2023 yılında Çin’in Afrika’ya elektrikli araç ihracatı yüzde 291, lityum-iyon batarya ihracatı yüzde 109 ve güneş enerjisi panelleri ve donanımları ihracatı yüzde 57 artış kaydetti.
“Borç tuzağı” eleştirileri
Öte yandan Afrika ülkelerinin son yıllarda yaşadığı borç problemleri, Çin’in Afrika’ya yönelik kredi ve mali yardım desteklerini tartışılır hale getirdi.
ABD’nin Boston Üniversitesi Küresel Kalkınma Politikaları Merkezinin hazırladığı “Çin’in Afrika’ya Kredileri” veri tabanına göre, Çinli kreditörler, 2000 ile 2023 yılları arasında 49 Afrika ülkesi hükümetlerine ve bölgesel kuruluşlarına toplam değeri 182,28 milyar dolara ulaşan 1306 kredi sağladı.
Bu dönemde enerji sektörü 62,72 milyar dolar kredi ile en fazla finansman sağlanan sektör olurken onu ulaştırma, bilgi ve iletişim teknolojileri ile finans sektörü izledi.
Ancak son yıllarda özellikle Kovid-19 salgını döneminde kredi hacminin giderek azaldığı gözleniyor.

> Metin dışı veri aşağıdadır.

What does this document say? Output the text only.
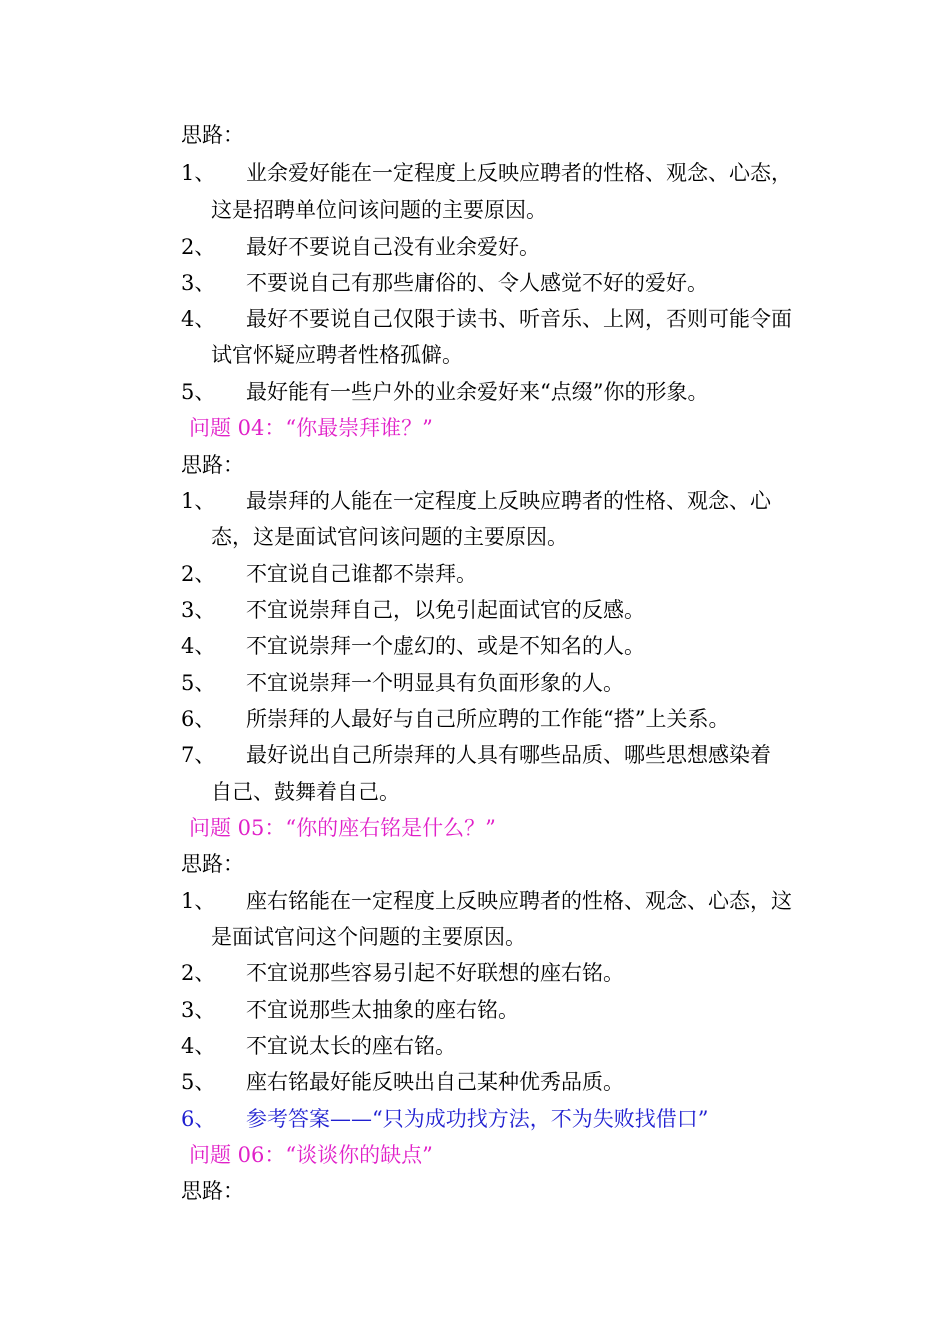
思路：
1、 业余爱好能在一定程度上反映应聘者的性格、观念、心态，
这是招聘单位问该问题的主要原因。
2、 最好不要说自己没有业余爱好。
3、 不要说自己有那些庸俗的、令人感觉不好的爱好。
4、 最好不要说自己仅限于读书、听音乐、上网，否则可能令面
试官怀疑应聘者性格孤僻。
5、 最好能有一些户外的业余爱好来“点缀”你的形象。
问题 04：“你最崇拜谁？”
思路：
1、 最崇拜的人能在一定程度上反映应聘者的性格、观念、心
态，这是面试官问该问题的主要原因。
2、 不宜说自己谁都不崇拜。
3、 不宜说崇拜自己，以免引起面试官的反感。
4、 不宜说崇拜一个虚幻的、或是不知名的人。
5、 不宜说崇拜一个明显具有负面形象的人。
6、 所崇拜的人最好与自己所应聘的工作能“搭”上关系。
7、 最好说出自己所崇拜的人具有哪些品质、哪些思想感染着
自己、鼓舞着自己。
问题 05：“你的座右铭是什么？”
思路：
1、 座右铭能在一定程度上反映应聘者的性格、观念、心态，这
是面试官问这个问题的主要原因。
2、 不宜说那些容易引起不好联想的座右铭。
3、 不宜说那些太抽象的座右铭。
4、 不宜说太长的座右铭。
5、 座右铭最好能反映出自己某种优秀品质。
6、 参考答案——“只为成功找方法，不为失败找借口”
问题 06：“谈谈你的缺点”
思路：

Çin’in Kuşak ve Yol Girişimini ilanını takip eden 2013-2018 yılları arasında Afrika’ya yılda ortalama 10 milyar dolar kredi sağlanırken bu rakam geçen yıl 4,61 milyar yuana kadar indi.
Bunda Afrika hükümetlerinin yaşadığı ödeme güçlükleri nedeniyle borçların giderek riskli hale gelmesi etkili oldu. Pekin yönetimi, büyük çaplı altyapı projeleri yerine yenilenebilir enerji yatırımları gibi “küçük ama güzel” olarak nitelediği projelere yöneldi.
Çinli yetkililer, Batı medyasında sıkça dile getirilen “borç tuzağı” eleştirilerine ise Çin’in Afrika’ya verdiği kredilerin ülkelerin Batı kontrolündeki IMF ve Dünya Bankası gibi çok taraflı kredi mekanizmalarından aldığı borçlara kıyasla düşük oranda olduğunu söyleyerek karşı çıkıyor. Yetkililer, Afrika ülkelerinin 2018’de ödediği borçların yüzde 22’sinin Çin’e olan borçlar olduğunu, bu oranın 2023’te yüzde 13’e kadar gerilediğini belirtiyor.